Like any credit agreement, there will be criteria you need to meet to be considered eligible for leasing, including:
- Can you afford the initial payment and the ongoing monthly payments?
- Is your affordability likely to change?
- Do you have a healthy credit score?
- Are you a UK resident with a permanent, identifiable address?
- Do you hold a valid driving licence?
If you can confidently answer the above statements with a resounding ‘yes’ then van leasing is an excellent possibility for you.
But if your answer is ‘no’, it’s unlikely that your finance application will be accepted, and exploring other options to fund your vehicle could be the best course of action.
If you feel leasing is still for you it’s important to consider the financial implications.
Buying outright seems to be the preferred choice when overall cost is the main focus. But with a contract hire agreement, you could pay less for the same van than you would when buying it and selling it over the same period and mileage.
The reason for this is that you’re only paying for the depreciation of the vehicle and that figure is set at the beginning of your leasing agreement.
If you don’t have the funds available to purchase a vehicle upfront, leasing gives you all the joy of driving away in a brand-new van without that hefty lump sum.
Road tax is included at the prevailing rate, meaning this could potentially save you a good chunk of money a year compared to alternative financing options or buying the car outright.
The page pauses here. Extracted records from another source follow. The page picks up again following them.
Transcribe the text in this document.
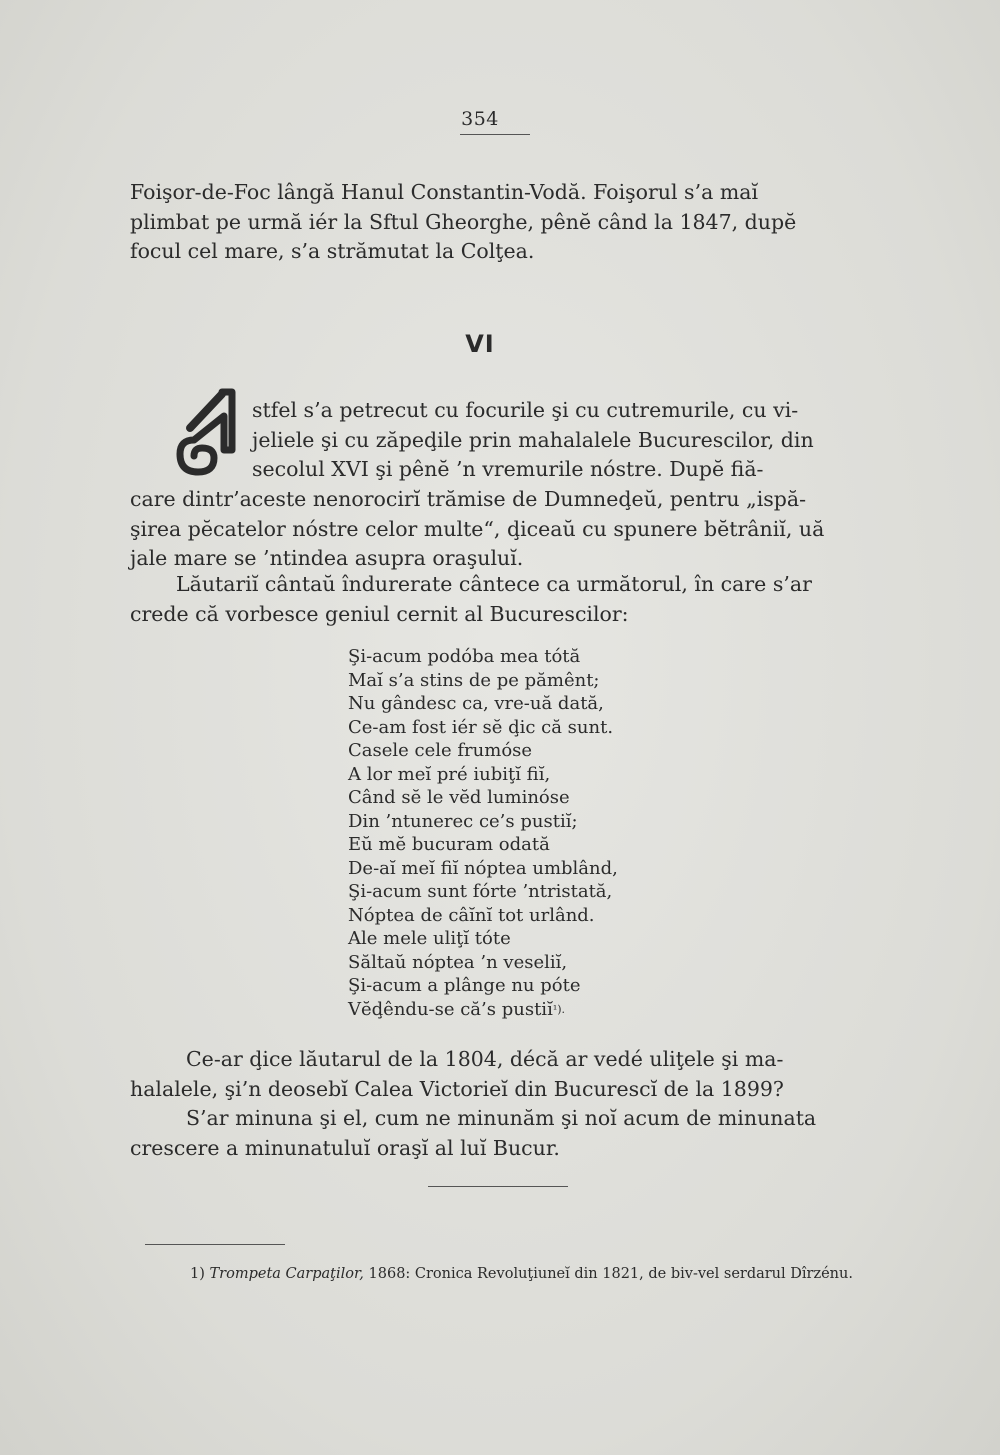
354
Foişor-de-Foc lângă Hanul Constantin-Vodă. Foişorul s’a maĭ
plimbat pe urmă iér la Sftul Gheorghe, pênĕ când la 1847, dupĕ
focul cel mare, s’a strămutat la Colţea.
VI
stfel s’a petrecut cu focurile şi cu cutremurile, cu vi-
jeliele şi cu zăpeḑile prin mahalalele Bucurescilor, din
secolul XVI şi pênĕ ’n vremurile nóstre. Dupĕ fiă-
care dintr’aceste nenorocirĭ trămise de Dumneḑeŭ, pentru „ispă-
şirea pĕcatelor nóstre celor multe“, ḑiceaŭ cu spunere bĕtrâniĭ, uă
jale mare se ’ntindea asupra oraşuluĭ.
Lăutariĭ cântaŭ îndurerate cântece ca următorul, în care s’ar
crede că vorbesce geniul cernit al Bucurescilor:
Şi-acum podóba mea tótă
Maĭ s’a stins de pe pămênt;
Nu gândesc ca, vre-uă dată,
Ce-am fost iér sĕ ḑic că sunt.
Casele cele frumóse
A lor meĭ pré iubiţĭ fiĭ,
Când sĕ le vĕd luminóse
Din ’ntunerec ce’s pustiĭ;
Eŭ mĕ bucuram odată
De-aĭ meĭ fiĭ nóptea umblând,
Şi-acum sunt fórte ’ntristată,
Nóptea de câĭnĭ tot urlând.
Ale mele uliţĭ tóte
Săltaŭ nóptea ’n veseliĭ,
Şi-acum a plânge nu póte
Vĕḑêndu-se că’s pustiĭ¹).
Ce-ar ḑice lăutarul de la 1804, décă ar vedé uliţele şi ma-
halalele, şi’n deosebĭ Calea Victorieĭ din Bucurescĭ de la 1899?
S’ar minuna şi el, cum ne minunăm şi noĭ acum de minunata
crescere a minunatuluĭ oraşĭ al luĭ Bucur.
1) Trompeta Carpaţilor, 1868: Cronica Revoluţiuneĭ din 1821, de biv-vel serdarul Dîrzénu.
Leasing agreements do come with certain conditions. There will be restrictions on the mileage of the vehicle and general wear and tear conditions.
You’ll be expected to return the van back at the end of your agreement without exceeding your annual mileage limit. Your leasing company will also expect the car to be returned in a condition that reflects the standard use for its age and mileage.
Any excess miles or damage will be chargeable.
If you’re not in a position to accurately predict your rough mileage or your vehicle is likely to be subject to rough use or excessive damage, leasing may not be the right course of action.
Vanparison are affiliated to the BVRLA, whose guidelines set the standard for what is deemed fair wear and tear on returning leased vehicles. You can view the BVRLA's fair wear and tear guide online .
If you like the idea of not having to fuss with repairs, then the convenience of leasing may be ideal for you.
The benefit of leasing means you’ll always drive the newest van models, making it more reliable, and oftentimes safer.
It’s easy as pie: the vehicle is delivered to you, and then collected once your term has ended. There’s no need to worry about road tax, and faults are covered for the first few years under the manufacturer’s warranty.
You will still need to service your vehicle and complete an MOT if your lease agreement is longer than 3 years, but this is the same with any other funding method.
Maintenance packages are available to help with these pesky ongoing costs. This can be bolted onto your lease payments, and you can find more information about this here.
Ever fancied going electric?
Newer vans are required to adhere to stricter emission standards than older ones, especially if you work in a city with a low emission zone. Leasing could help save you some money on ULEZ fees, as well as helping your business stay green with a lower carbon footprint.